病気なのは自分ではない。十二歳の悠真は長い治療を続けている。髪が抜け、友達と同じ学校行事に出られず、それでも母親の前では「平気」と言う。
葉月の願いは全部、息子のためだった。
「私は、息子の病気を治してほしい」
「それは息子の願いです」
「屁理屈です」
葉月は立ち上がった。
店を出る前、店主が言った。
「あなた自身には、何もありませんか」
何もない、と答えようとした。
けれど声が出なかった。
病室で泣かないこと。医師の説明を聞き漏らさないこと。食べられるものを探し、明るい話をし、怖くない顔をすること。葉月は一年半、自分の感情を全部、廊下のごみ箱へ捨てるようにしてきた。

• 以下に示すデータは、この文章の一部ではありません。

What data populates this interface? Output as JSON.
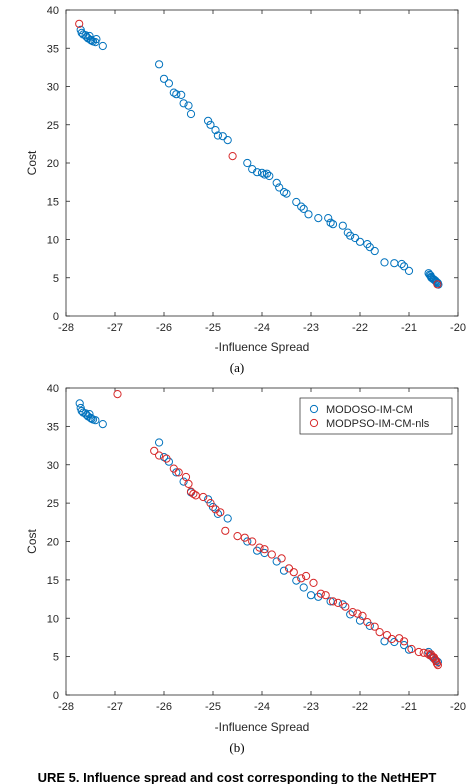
{
  "chart_data": [
    {
      "type": "scatter",
      "subplot_label": "(a)",
      "xlabel": "-Influence Spread",
      "ylabel": "Cost",
      "xlim": [
        -28,
        -20
      ],
      "ylim": [
        0,
        40
      ],
      "xticks": [
        "-28",
        "-27",
        "-26",
        "-25",
        "-24",
        "-23",
        "-22",
        "-21",
        "-20"
      ],
      "yticks": [
        "0",
        "5",
        "10",
        "15",
        "20",
        "25",
        "30",
        "35",
        "40"
      ],
      "grid": false,
      "legend": null,
      "series": [
        {
          "color": "#0072BD",
          "points": [
            [
              -27.7,
              37.4
            ],
            [
              -27.68,
              37.0
            ],
            [
              -27.65,
              36.8
            ],
            [
              -27.6,
              36.7
            ],
            [
              -27.58,
              36.5
            ],
            [
              -27.55,
              36.3
            ],
            [
              -27.52,
              36.6
            ],
            [
              -27.5,
              36.1
            ],
            [
              -27.48,
              36.0
            ],
            [
              -27.45,
              35.9
            ],
            [
              -27.4,
              35.8
            ],
            [
              -27.38,
              36.2
            ],
            [
              -27.25,
              35.3
            ],
            [
              -26.1,
              32.9
            ],
            [
              -26.0,
              31.0
            ],
            [
              -25.9,
              30.4
            ],
            [
              -25.8,
              29.2
            ],
            [
              -25.75,
              29.0
            ],
            [
              -25.65,
              28.9
            ],
            [
              -25.6,
              27.8
            ],
            [
              -25.5,
              27.5
            ],
            [
              -25.45,
              26.4
            ],
            [
              -25.1,
              25.5
            ],
            [
              -25.05,
              25.0
            ],
            [
              -24.95,
              24.3
            ],
            [
              -24.9,
              23.6
            ],
            [
              -24.8,
              23.5
            ],
            [
              -24.7,
              23.0
            ],
            [
              -24.3,
              20.0
            ],
            [
              -24.2,
              19.2
            ],
            [
              -24.1,
              18.8
            ],
            [
              -24.0,
              18.7
            ],
            [
              -23.95,
              18.5
            ],
            [
              -23.9,
              18.6
            ],
            [
              -23.85,
              18.3
            ],
            [
              -23.7,
              17.4
            ],
            [
              -23.65,
              16.8
            ],
            [
              -23.55,
              16.2
            ],
            [
              -23.5,
              16.0
            ],
            [
              -23.3,
              14.9
            ],
            [
              -23.2,
              14.3
            ],
            [
              -23.15,
              14.0
            ],
            [
              -23.05,
              13.3
            ],
            [
              -22.85,
              12.8
            ],
            [
              -22.65,
              12.8
            ],
            [
              -22.6,
              12.2
            ],
            [
              -22.55,
              12.0
            ],
            [
              -22.35,
              11.8
            ],
            [
              -22.25,
              10.9
            ],
            [
              -22.2,
              10.5
            ],
            [
              -22.1,
              10.2
            ],
            [
              -22.0,
              9.7
            ],
            [
              -21.85,
              9.4
            ],
            [
              -21.8,
              9.0
            ],
            [
              -21.7,
              8.5
            ],
            [
              -21.5,
              7.0
            ],
            [
              -21.3,
              6.9
            ],
            [
              -21.15,
              6.8
            ],
            [
              -21.1,
              6.5
            ],
            [
              -21.0,
              5.9
            ],
            [
              -20.6,
              5.6
            ],
            [
              -20.58,
              5.4
            ],
            [
              -20.56,
              5.3
            ],
            [
              -20.55,
              5.1
            ],
            [
              -20.54,
              5.0
            ],
            [
              -20.52,
              4.9
            ],
            [
              -20.5,
              4.8
            ],
            [
              -20.48,
              4.7
            ],
            [
              -20.46,
              4.6
            ],
            [
              -20.45,
              4.5
            ],
            [
              -20.43,
              4.4
            ],
            [
              -20.41,
              4.3
            ],
            [
              -20.4,
              4.1
            ]
          ]
        },
        {
          "color": "#D62728",
          "points": [
            [
              -27.73,
              38.2
            ],
            [
              -24.6,
              20.9
            ],
            [
              -20.42,
              4.15
            ]
          ]
        }
      ]
    },
    {
      "type": "scatter",
      "subplot_label": "(b)",
      "xlabel": "-Influence Spread",
      "ylabel": "Cost",
      "xlim": [
        -28,
        -20
      ],
      "ylim": [
        0,
        40
      ],
      "xticks": [
        "-28",
        "-27",
        "-26",
        "-25",
        "-24",
        "-23",
        "-22",
        "-21",
        "-20"
      ],
      "yticks": [
        "0",
        "5",
        "10",
        "15",
        "20",
        "25",
        "30",
        "35",
        "40"
      ],
      "grid": false,
      "legend": "top-right",
      "series": [
        {
          "name": "MODOSO-IM-CM",
          "color": "#0072BD",
          "points": [
            [
              -27.72,
              38.0
            ],
            [
              -27.7,
              37.4
            ],
            [
              -27.68,
              37.0
            ],
            [
              -27.65,
              36.8
            ],
            [
              -27.6,
              36.7
            ],
            [
              -27.58,
              36.5
            ],
            [
              -27.55,
              36.3
            ],
            [
              -27.52,
              36.6
            ],
            [
              -27.5,
              36.1
            ],
            [
              -27.48,
              36.0
            ],
            [
              -27.45,
              35.9
            ],
            [
              -27.4,
              35.8
            ],
            [
              -27.25,
              35.3
            ],
            [
              -26.1,
              32.9
            ],
            [
              -26.0,
              31.0
            ],
            [
              -25.9,
              30.4
            ],
            [
              -25.75,
              29.0
            ],
            [
              -25.6,
              27.8
            ],
            [
              -25.45,
              26.4
            ],
            [
              -25.1,
              25.5
            ],
            [
              -25.0,
              24.5
            ],
            [
              -24.9,
              23.6
            ],
            [
              -24.7,
              23.0
            ],
            [
              -24.3,
              20.0
            ],
            [
              -24.1,
              18.8
            ],
            [
              -23.95,
              18.5
            ],
            [
              -23.7,
              17.4
            ],
            [
              -23.55,
              16.2
            ],
            [
              -23.3,
              14.9
            ],
            [
              -23.15,
              14.0
            ],
            [
              -23.0,
              13.0
            ],
            [
              -22.85,
              12.8
            ],
            [
              -22.6,
              12.2
            ],
            [
              -22.35,
              11.8
            ],
            [
              -22.2,
              10.5
            ],
            [
              -22.0,
              9.7
            ],
            [
              -21.8,
              9.0
            ],
            [
              -21.5,
              7.0
            ],
            [
              -21.3,
              6.9
            ],
            [
              -21.1,
              6.5
            ],
            [
              -21.0,
              5.9
            ],
            [
              -20.6,
              5.6
            ],
            [
              -20.55,
              5.1
            ],
            [
              -20.5,
              4.8
            ],
            [
              -20.45,
              4.5
            ],
            [
              -20.41,
              4.3
            ]
          ]
        },
        {
          "name": "MODPSO-IM-CM-nls",
          "color": "#D62728",
          "points": [
            [
              -26.95,
              39.2
            ],
            [
              -26.2,
              31.8
            ],
            [
              -26.1,
              31.2
            ],
            [
              -25.95,
              30.8
            ],
            [
              -25.8,
              29.5
            ],
            [
              -25.7,
              29.0
            ],
            [
              -25.55,
              28.4
            ],
            [
              -25.5,
              27.5
            ],
            [
              -25.45,
              26.5
            ],
            [
              -25.4,
              26.2
            ],
            [
              -25.35,
              26.0
            ],
            [
              -25.2,
              25.8
            ],
            [
              -25.05,
              25.0
            ],
            [
              -24.95,
              24.2
            ],
            [
              -24.85,
              23.8
            ],
            [
              -24.75,
              21.4
            ],
            [
              -24.5,
              20.7
            ],
            [
              -24.35,
              20.5
            ],
            [
              -24.2,
              20.0
            ],
            [
              -24.05,
              19.2
            ],
            [
              -23.95,
              19.0
            ],
            [
              -23.8,
              18.3
            ],
            [
              -23.6,
              17.8
            ],
            [
              -23.45,
              16.5
            ],
            [
              -23.35,
              16.0
            ],
            [
              -23.2,
              15.2
            ],
            [
              -23.1,
              15.5
            ],
            [
              -22.95,
              14.6
            ],
            [
              -22.8,
              13.2
            ],
            [
              -22.7,
              13.0
            ],
            [
              -22.55,
              12.2
            ],
            [
              -22.45,
              12.0
            ],
            [
              -22.3,
              11.5
            ],
            [
              -22.15,
              10.8
            ],
            [
              -22.05,
              10.6
            ],
            [
              -21.95,
              10.3
            ],
            [
              -21.85,
              9.5
            ],
            [
              -21.7,
              8.9
            ],
            [
              -21.6,
              8.2
            ],
            [
              -21.45,
              7.8
            ],
            [
              -21.35,
              7.3
            ],
            [
              -21.2,
              7.4
            ],
            [
              -21.1,
              7.0
            ],
            [
              -20.95,
              6.0
            ],
            [
              -20.8,
              5.6
            ],
            [
              -20.7,
              5.5
            ],
            [
              -20.62,
              5.4
            ],
            [
              -20.58,
              5.2
            ],
            [
              -20.55,
              5.3
            ],
            [
              -20.52,
              5.0
            ],
            [
              -20.49,
              4.9
            ],
            [
              -20.47,
              4.6
            ],
            [
              -20.44,
              4.4
            ],
            [
              -20.43,
              4.1
            ],
            [
              -20.41,
              3.9
            ]
          ]
        }
      ]
    }
  ],
  "caption": "URE 5. Influence spread and cost corresponding to the NetHEPT"
}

悠真は最近、葉月の前で笑わなくなった。笑えば母が安心し、安心した母を見ると自分も安心する。その役目を、十二歳の子に渡していたのかもしれない。
「私は……」
言葉が震えた。
「私は、息子の前で、ちゃんと怖がりたい」
店主は黙っている。
「泣いたら困らせると思ってました。でも私が平気なふりをするから、あの子も平気なふりをしてる。私は、母親じゃなくなるくらい泣いて、それでもそばにいたい」
店主は小さくうなずいた。
病院へ戻ると、悠真は窓の外を見ていた。
「遅かったね」
葉月はいつものように笑おうとした。
その瞬間、涙が出た。
一滴ではなかった。息が詰まり、肩が震え、顔がぐしゃぐしゃになった。
「ごめん。怖い。お母さん、すごく怖い」
悠真は驚き、やがて唇を噛んだ。
「僕も」
二人で泣いた。
看護師がそっと箱ティッシュを置き、何も言わずに出ていった。
泣き終わると、悠真が久しぶりに笑った。
「お母さん、鼻、真っ赤」
「悠真も」
病気は治っていない。明日の治療もある。
それでも葉月は初めて、息子と同じ場所に立てた気がした。
願いは「私」から始まり、二人のところへ届いた。